MSNBC host Chris Matthews went further – Ryan actually “is Ayn Rand”, and he wants to “screw” the poor. One Huffington Post writer described him as a Rand “devotee”. Social media, of course, went bananas.

Ryan is a common type. He apparently insists interns read Atlas Shrugged when they join his staff. Politicians like to think they are in the business of ideas, but that’s nonsense. Politics is the business of power. Ideas are an optional extra, more useful for appealing to already committed supporters than formulating policy.

All those horrified progressives trying to draw a direct line from Rand to Ryan are playing his game, suggesting this senior politician is driven by ornate principle rather than base politics.

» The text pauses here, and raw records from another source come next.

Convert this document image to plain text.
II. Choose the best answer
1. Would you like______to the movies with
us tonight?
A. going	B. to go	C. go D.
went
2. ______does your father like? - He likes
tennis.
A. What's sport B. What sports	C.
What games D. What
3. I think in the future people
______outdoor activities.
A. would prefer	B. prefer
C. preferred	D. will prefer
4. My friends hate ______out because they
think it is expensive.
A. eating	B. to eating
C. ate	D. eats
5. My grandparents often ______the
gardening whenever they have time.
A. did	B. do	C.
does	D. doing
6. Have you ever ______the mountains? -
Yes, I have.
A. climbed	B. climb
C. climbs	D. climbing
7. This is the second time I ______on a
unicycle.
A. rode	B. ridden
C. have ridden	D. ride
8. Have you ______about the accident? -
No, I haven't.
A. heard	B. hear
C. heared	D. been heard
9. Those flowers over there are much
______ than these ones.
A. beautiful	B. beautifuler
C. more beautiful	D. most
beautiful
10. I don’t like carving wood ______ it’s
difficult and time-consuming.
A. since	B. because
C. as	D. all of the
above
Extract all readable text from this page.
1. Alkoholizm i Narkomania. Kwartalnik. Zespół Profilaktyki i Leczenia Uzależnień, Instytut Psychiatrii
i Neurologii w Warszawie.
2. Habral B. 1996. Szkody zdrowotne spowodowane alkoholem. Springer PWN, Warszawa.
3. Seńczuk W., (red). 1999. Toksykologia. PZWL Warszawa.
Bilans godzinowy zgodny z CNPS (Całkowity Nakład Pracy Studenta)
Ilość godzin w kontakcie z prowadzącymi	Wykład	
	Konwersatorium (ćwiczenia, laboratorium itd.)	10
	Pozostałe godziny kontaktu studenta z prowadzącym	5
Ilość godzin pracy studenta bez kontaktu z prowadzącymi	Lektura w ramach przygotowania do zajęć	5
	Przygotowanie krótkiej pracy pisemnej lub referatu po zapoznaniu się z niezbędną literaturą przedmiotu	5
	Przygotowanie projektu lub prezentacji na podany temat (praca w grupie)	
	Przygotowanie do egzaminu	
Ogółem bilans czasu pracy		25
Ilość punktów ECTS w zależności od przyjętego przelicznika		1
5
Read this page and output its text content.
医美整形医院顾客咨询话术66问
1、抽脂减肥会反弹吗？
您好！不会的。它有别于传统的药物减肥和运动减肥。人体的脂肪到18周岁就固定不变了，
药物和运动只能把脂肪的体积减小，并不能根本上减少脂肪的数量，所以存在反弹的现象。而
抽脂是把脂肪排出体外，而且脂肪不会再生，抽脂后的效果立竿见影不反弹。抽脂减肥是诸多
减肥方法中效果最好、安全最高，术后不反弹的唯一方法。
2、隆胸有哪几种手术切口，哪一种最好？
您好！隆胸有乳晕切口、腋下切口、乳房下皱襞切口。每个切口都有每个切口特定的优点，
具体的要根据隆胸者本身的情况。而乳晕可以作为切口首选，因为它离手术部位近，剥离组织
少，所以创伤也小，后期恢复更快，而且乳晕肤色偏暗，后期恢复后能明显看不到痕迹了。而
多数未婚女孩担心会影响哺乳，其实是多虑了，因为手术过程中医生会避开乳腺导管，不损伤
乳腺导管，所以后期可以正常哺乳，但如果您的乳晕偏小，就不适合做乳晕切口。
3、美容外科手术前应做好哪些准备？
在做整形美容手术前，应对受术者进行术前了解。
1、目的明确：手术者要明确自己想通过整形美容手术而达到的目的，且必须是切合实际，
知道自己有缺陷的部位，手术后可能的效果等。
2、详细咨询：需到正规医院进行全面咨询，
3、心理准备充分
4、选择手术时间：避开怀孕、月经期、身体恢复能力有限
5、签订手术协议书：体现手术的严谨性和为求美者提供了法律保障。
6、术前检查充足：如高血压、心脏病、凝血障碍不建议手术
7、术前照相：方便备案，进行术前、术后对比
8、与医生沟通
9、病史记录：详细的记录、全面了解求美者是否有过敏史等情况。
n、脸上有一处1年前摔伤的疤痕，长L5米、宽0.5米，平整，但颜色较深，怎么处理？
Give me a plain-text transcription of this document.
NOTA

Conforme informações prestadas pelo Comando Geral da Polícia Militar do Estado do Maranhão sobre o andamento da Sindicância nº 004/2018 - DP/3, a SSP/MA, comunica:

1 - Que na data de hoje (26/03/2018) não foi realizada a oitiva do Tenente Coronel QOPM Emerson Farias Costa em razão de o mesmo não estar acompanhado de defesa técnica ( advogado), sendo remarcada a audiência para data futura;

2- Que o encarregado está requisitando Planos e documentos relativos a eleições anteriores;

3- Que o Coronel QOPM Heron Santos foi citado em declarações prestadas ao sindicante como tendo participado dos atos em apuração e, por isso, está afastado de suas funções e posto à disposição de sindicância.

Ayn Rand’s books are abused in this way more than most. Her novels may not be great literary works, but are rich and readable (something you could not say about Friedrich Hayek’s dense prose, for instance). More than any other iconic free market writer, she creates a world with its own specific – that is, strict – moral code. And moral codes developed through fiction are seductive in a way that economic treatises are not.

We are so used to popular culture praising public service that the story of a heroic industrialist is highly subversive. If progressive thinkers want to hunt down the source of Rand’s peculiar appeal, it will be found there – radicalism is always appealing. Right now there are few more truly radical notions than private success as noble, or of capitalism as admirable.

Rand has a reputation. But she did not believe virtue was a reflection of wealth. She was careful to draw portraits not only of industrialists but of workers and artisans. One small passage in Atlas Shrugged is more suggestive of Rand’s world view than any of her later claims about altruism and Aristotle: she describes a train engineer as having “the ease of an expert, so confident that it seemed casual, but [his] was the ease of a tremendous concentration, the concentration on one’s task that has the ruthlessness of an absolute”.

Simply put, her novels are about human excellence, small and large. The plot of The Fountainhead pivots on an architect refusing to compromise his unique artistic vision. You can imagine the appeal. And, of course, opposed to such achievement are the predatory looters with powers to tax and regulate it all away.

Does it all seem a bit cartoonish? Surely no more cartoonish than those stories about evil industrialists and heartless capitalists defeated by noble truth seekers and crusaders for the underclass. Rand was working in a popular fiction genre full of heavy-handed socialist tracts like Robert Tressell’s The Ragged-Trousered Philanthropists or the novels of Upton Sinclair.

The difference is that most of those socialist works have been forgotten and Rand’s writing endures. The themes of Tressell and Sinclair have collapsed into cliché. Rand’s remain subversive.
Rand’s books have not penetrated Australia as they did the United States. She is not part of our national consciousness. Yes, she has her fans. Malcolm Fraser was one. But as John Singleton wrote, “Malcolm Fraser admires Ayn Rand. Ayn Rand admires Malcolm Fraser. All this shows is that neither knows what the other is talking about.”

Rand was part of a distinctly American tradition. The libertarian writer Charles Murray rightly notes Rand’s idea of freedom is particularly Jeffersonian. In her lifetime, she was supported by the anti-Roosevelt, anti-New Deal movement that died out with Robert Taft’s loss to Dwight D Eisenhower for the Republican presidential nomination in 1952. That movement was reprised, in a very different form, by the presidential run a decade later by Barry Goldwater – one of the few politicians Rand liked.

Australia has none of that rich history. Our free market tradition owes more to nineteenth century British liberalism than the American Old Right. Rand is an import. When Singleton helped form the libertarian Workers Party in Australia in the 1970s, he admitted he’d given up on Atlas Shrugged 80 pages in.

There’s a reason one of the great histories of the American libertarian movement was titled It Usually Begins With Ayn Rand. But it rarely ends there.